READ MORE: A memory that will never fade

Kelly had her memories of the time. Hearing a newsflash about a school shooting, the white with shock faces of police, ambulance staff, and reporters, being handed the photo – “seared into my soul” – of teacher Gwen Mayor and the pupils she fought so hard to protect.

Name in the title aside, Kelly was careful not to make the piece too much about her. The parents were given their place front and centre, and all these years on what they had to say was as heartbreaking as ever. What happened to their children was unspeakable, the pain they live with unimaginable, yet somehow they managed the words.

It was the little details that hit home hardest. The mother who had kept everything, including the packet of roast chicken crisps her daughter had taken to school that day. Gwen Mayor’s daughter, now with a family of her own, spoke of the births, weddings, and graduations her mum had missed. The father relating the long, hard road back from his lowest point.

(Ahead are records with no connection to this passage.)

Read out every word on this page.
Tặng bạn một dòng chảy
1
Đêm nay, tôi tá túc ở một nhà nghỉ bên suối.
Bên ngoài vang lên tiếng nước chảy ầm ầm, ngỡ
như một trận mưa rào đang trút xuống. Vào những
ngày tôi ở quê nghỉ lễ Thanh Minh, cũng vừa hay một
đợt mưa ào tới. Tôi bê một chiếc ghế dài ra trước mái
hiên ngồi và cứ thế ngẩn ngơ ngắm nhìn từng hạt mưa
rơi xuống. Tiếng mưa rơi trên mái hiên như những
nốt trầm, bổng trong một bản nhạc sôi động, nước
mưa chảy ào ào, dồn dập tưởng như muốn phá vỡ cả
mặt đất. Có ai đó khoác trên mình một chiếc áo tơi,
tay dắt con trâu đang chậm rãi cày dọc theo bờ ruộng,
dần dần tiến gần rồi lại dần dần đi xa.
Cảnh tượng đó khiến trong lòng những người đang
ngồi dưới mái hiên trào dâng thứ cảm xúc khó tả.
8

It could have felt intrusive, but not in Kelly’s hands. Filming under Covid restrictions meant she could not dispense hugs, a fact for which she kept apologising. Again, only Kelly could do this without appearing false or grandstanding.

A sizeable part of the hour was given over to the parents’ campaign to ban handguns. “Because they changed the law,” said Kelly, “our children are probably safer than anywhere in the world.”

Kelly had clearly had done more than her job all those years ago and since; she had, in a small but important way, helped. With this film she did the community, herself, and her profession proud.